The abstract for the lecture is derived from: Throughout interior Alaska, recent climate warming has triggered unprecedented changes in the fire regime and permafrost thaw, species range shifts, the structure and functioning of ecosystems across the boreal landscape, and changes in the access and use of ecosystem services by Alaskans. Vegetation changes are affecting vertebrate herbivore populations and plant-herbivore interactions that control plant growth and successional dynamics, which in turn, feedback to influence herbivore fecundity and movements through effects on forage quality and abundance. Changing disturbance regimes also are affecting the complex interactions among vertebrate herbivore populations and the outbreak behavior of invertebrate herbivores and plant pathogens.
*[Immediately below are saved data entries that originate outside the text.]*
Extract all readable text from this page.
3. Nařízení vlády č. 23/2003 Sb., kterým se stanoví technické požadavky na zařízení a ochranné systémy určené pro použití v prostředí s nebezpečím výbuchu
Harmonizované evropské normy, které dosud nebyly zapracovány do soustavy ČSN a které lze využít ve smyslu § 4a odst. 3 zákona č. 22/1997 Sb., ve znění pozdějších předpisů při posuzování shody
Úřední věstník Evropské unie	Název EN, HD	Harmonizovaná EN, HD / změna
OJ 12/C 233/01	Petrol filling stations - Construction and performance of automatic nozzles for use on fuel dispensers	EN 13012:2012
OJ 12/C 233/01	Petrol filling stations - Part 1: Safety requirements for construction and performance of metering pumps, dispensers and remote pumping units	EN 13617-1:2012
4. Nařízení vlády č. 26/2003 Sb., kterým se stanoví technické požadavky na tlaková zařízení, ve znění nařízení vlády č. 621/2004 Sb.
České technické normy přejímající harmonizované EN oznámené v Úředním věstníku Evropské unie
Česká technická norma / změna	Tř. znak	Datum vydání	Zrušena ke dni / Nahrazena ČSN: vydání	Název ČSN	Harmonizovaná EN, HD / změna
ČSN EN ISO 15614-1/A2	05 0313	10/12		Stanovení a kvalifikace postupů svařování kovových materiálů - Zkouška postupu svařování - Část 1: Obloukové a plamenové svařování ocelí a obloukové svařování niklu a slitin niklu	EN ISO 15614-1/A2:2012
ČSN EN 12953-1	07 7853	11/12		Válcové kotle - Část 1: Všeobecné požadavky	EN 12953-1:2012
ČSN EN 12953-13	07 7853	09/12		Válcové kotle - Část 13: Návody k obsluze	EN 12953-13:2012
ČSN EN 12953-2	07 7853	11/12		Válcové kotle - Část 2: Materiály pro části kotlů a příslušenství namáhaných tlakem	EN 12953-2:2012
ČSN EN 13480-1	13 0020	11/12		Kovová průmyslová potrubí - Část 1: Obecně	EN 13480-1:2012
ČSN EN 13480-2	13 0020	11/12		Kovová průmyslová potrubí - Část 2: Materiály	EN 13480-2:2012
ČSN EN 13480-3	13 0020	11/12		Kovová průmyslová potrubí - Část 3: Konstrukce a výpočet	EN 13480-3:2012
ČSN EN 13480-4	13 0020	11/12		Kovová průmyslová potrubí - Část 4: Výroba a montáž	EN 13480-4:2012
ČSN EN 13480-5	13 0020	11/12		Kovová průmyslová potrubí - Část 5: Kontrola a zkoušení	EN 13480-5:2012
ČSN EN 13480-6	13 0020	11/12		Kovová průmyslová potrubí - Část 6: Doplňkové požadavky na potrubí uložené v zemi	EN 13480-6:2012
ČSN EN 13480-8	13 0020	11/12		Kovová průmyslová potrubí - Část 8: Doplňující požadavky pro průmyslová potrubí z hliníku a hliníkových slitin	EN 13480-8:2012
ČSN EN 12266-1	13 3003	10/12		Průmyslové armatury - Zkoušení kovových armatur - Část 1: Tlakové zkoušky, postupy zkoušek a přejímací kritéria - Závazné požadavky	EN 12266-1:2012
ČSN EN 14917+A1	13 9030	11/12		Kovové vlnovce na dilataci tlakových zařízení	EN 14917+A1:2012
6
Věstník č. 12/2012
The Bonanza Creek Long Term Ecological Research Network is studying how altered trophic dynamics across multiple temporal and spatial scales are shaping regional vegetation responses to environmental change. The network also is working with agencies and local communities to understand how moose and hunters are responding to human disturbances, and how a better understanding of disturbance-vegetation-moose-human interactions can inform management options to improve food security in interior Alaskan subsistence communities.